A memorial to American Civil War hero Captain John Lonergan, a native of Carrick-on-Suir, will be unveiled by US Military Attaché Lieutenant Colonel Shawn Purvis on Saturday, May 8.

John Lonergan was born in Carrick on Suir on April 7, 1837, son of Thomas Lonergan and Mary Nolan. The couple who lived in the Rathclarish / Curraghdobbin area of Ballyneale before they moved to live in Sir John’s Road, where their son John was born.

The Lonergan family quite possibly had strong ties with the Slate Quarries area as that name is common to the district and when the Lonergans from Sir John’s Road emigrated to America in 1848 they settled in the slate quarries region of Vermont, as did other families from Ahenny and Windgap.

The nearest Irish relatives now to Captain John are the family of John Lonergan, Ballinacluna, Ballyneale.

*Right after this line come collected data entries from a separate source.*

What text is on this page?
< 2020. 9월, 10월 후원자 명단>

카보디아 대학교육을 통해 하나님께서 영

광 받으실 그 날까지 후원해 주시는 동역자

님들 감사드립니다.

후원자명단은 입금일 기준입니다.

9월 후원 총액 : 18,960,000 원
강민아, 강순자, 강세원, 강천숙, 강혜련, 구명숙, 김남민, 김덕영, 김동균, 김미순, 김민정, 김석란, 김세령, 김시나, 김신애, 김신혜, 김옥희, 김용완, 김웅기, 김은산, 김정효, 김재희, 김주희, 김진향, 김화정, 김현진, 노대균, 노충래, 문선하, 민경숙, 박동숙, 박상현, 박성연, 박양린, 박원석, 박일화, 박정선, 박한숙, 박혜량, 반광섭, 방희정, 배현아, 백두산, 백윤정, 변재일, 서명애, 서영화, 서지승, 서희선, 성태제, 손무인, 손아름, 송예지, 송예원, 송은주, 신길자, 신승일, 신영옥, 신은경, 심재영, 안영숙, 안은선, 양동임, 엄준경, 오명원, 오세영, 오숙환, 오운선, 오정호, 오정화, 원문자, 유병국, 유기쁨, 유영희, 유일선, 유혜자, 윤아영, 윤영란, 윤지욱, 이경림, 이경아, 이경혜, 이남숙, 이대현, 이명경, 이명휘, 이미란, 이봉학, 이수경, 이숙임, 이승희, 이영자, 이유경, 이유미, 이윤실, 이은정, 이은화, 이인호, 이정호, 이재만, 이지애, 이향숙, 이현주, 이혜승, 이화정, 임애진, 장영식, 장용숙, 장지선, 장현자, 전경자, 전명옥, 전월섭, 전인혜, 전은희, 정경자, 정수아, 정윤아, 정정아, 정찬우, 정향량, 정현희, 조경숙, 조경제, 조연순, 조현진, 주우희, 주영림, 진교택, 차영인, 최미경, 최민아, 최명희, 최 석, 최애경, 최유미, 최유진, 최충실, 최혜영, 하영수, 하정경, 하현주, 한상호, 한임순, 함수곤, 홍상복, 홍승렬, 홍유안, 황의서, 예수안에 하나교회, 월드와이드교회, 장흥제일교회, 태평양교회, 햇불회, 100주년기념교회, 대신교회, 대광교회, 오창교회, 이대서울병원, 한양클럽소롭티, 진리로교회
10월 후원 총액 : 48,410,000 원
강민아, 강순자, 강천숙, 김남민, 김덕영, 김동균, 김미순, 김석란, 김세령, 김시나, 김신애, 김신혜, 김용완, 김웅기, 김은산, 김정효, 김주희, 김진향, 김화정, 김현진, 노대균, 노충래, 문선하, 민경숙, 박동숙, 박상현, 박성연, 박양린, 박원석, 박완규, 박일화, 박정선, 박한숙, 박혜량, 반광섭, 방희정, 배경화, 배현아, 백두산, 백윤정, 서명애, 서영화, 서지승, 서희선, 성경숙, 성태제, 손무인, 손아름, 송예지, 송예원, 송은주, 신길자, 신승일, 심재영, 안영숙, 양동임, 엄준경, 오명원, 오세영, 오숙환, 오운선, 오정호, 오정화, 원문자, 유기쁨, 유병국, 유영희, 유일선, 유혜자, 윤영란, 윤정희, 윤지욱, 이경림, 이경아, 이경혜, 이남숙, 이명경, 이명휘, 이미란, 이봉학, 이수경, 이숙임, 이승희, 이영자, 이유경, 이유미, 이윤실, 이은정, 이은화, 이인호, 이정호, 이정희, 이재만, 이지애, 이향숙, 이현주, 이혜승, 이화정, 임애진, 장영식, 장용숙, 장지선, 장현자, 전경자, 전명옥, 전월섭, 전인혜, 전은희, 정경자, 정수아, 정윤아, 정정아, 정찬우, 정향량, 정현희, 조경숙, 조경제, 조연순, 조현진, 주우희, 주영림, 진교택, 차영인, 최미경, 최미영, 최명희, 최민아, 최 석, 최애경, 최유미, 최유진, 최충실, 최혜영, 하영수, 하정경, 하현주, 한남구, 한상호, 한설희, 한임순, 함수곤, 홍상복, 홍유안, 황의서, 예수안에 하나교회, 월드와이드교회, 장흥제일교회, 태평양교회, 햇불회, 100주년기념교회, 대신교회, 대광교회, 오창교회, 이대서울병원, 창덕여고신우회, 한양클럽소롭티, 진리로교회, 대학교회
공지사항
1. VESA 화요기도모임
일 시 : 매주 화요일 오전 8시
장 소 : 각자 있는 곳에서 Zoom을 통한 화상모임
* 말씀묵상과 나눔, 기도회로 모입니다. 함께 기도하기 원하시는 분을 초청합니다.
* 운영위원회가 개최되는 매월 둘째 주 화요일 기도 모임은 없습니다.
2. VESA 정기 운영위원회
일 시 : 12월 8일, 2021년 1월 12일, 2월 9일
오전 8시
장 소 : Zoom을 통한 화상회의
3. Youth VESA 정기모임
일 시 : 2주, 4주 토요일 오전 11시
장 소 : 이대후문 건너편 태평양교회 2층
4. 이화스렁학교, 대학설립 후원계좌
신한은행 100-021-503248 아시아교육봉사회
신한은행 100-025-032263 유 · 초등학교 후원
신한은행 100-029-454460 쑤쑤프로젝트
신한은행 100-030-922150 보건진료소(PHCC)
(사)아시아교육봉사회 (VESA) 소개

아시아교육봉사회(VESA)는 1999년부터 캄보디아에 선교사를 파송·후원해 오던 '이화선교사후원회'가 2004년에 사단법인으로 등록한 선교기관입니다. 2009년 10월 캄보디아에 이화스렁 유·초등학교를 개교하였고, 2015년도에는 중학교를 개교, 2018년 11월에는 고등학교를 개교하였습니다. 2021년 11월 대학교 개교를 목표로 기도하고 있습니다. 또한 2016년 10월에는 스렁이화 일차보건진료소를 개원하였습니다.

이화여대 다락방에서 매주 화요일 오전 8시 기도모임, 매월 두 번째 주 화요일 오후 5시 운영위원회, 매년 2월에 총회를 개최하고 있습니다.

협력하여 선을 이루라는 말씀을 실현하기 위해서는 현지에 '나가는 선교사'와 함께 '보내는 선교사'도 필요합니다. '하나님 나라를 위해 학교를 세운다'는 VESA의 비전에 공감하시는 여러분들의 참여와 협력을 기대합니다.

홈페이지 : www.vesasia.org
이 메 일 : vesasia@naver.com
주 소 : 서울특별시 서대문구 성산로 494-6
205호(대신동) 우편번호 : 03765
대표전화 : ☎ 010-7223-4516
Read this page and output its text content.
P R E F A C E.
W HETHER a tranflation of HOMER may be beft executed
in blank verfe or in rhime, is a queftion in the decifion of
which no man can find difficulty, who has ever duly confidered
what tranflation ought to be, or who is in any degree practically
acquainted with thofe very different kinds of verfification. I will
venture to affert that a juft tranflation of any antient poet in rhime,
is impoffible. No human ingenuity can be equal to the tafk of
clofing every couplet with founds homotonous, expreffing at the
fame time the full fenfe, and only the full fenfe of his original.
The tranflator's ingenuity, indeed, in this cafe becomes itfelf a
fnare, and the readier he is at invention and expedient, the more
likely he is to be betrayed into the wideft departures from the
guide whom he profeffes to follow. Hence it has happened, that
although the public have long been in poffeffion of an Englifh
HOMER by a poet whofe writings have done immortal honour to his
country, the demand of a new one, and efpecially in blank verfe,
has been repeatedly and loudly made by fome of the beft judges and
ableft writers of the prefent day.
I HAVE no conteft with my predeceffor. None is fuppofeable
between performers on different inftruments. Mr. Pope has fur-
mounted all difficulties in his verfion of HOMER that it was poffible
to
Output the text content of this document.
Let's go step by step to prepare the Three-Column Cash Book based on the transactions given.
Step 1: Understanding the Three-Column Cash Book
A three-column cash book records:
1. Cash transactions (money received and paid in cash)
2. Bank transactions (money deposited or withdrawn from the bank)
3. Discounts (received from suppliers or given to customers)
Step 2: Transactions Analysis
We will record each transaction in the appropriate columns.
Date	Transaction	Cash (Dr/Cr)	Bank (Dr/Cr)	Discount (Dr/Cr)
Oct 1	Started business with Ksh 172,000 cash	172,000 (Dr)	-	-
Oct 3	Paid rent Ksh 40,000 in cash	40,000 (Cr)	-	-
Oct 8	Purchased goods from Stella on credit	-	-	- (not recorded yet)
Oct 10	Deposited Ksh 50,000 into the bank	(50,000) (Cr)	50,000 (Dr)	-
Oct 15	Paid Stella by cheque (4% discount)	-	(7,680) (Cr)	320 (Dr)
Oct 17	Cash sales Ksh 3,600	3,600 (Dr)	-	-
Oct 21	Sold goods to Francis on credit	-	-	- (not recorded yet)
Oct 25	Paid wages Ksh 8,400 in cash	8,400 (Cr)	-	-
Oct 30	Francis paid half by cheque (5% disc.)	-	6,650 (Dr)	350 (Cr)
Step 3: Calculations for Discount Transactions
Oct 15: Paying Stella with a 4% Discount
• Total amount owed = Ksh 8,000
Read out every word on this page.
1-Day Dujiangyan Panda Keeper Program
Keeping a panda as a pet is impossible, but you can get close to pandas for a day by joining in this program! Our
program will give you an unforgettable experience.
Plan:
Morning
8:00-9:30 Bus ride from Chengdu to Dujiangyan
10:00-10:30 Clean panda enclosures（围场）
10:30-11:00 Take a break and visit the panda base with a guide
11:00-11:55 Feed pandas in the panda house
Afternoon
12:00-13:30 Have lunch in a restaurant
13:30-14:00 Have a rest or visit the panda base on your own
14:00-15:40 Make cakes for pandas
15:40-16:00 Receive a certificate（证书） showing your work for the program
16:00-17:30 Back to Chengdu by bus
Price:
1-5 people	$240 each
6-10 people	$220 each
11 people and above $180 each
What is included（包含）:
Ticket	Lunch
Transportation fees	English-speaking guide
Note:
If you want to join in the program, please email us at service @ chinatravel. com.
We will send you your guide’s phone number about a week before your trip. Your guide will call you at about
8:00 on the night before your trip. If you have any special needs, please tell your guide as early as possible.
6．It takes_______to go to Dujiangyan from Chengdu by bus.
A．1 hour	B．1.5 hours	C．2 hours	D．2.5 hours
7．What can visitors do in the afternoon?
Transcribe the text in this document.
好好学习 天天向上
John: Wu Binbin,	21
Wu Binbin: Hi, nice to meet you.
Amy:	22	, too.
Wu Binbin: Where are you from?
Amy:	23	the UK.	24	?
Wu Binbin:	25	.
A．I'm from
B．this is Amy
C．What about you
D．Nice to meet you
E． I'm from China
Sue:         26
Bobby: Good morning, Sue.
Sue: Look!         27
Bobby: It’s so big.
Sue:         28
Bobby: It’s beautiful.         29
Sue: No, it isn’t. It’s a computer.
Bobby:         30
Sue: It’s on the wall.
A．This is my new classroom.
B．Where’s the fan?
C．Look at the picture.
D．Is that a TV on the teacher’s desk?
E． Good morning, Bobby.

In America, Thomas Lonergan resumed his trade of coopering in Winooski and when John and his brother Edmund came to working age they followed their father into the family business.

However by 1860, John’s thoughts turned to other things and he founded a militia group called “The Emmett Guard.” It is generally assumed that this group was formed as an armed wing of the Emmett Monument Association, an organisation that John O’Mahoney had helped found in 1855. At the time John Lonergan was organising his militia, other militia companies of Irishmen were being formed in most of the other large cities especially where there was a sizeable Irish population. John had actively recruited for his regiment among the Irish slate quarrymen in Rutland just north of his home in Burlington. In July 1863, John Lonergan led his Emmett Guards into action with spectacular results.

The Battle of Gettysburg is one of the most famous battles of the American Civil War and the Carrick on Suir man played a gallant role in that engagement - for his actions he was awarded America’s highest honour ‘The Congressional Medal of Honour’.

John’s military career did not end there for he was also heavily involved in the Fenian movement and was a prominent figure in the Vermont organisation. He was an active participant in the ill-fated incursions into Canada in 1886 and 1870.

In later life, John spent some time as a newspaperman founding a publication called The Irish Watchman, in Burlington. This paper folded after a few months but interestingly, his son went on to become editor of the Montreal Gazette.

John had a few unsuccessful business ventures before becoming an employee of the United States Customs working at the Canadian border.

John Lonergan died in Montreal in 1902 and his remains were taken to Burlington where he was buried with full military honours.

Since the unveiling day arrangements were announced a few weeks ago, the local committee has been informed that Bill McKone author of “Vermont’s Irish Rebel” will be unable to attend due to personal reasons.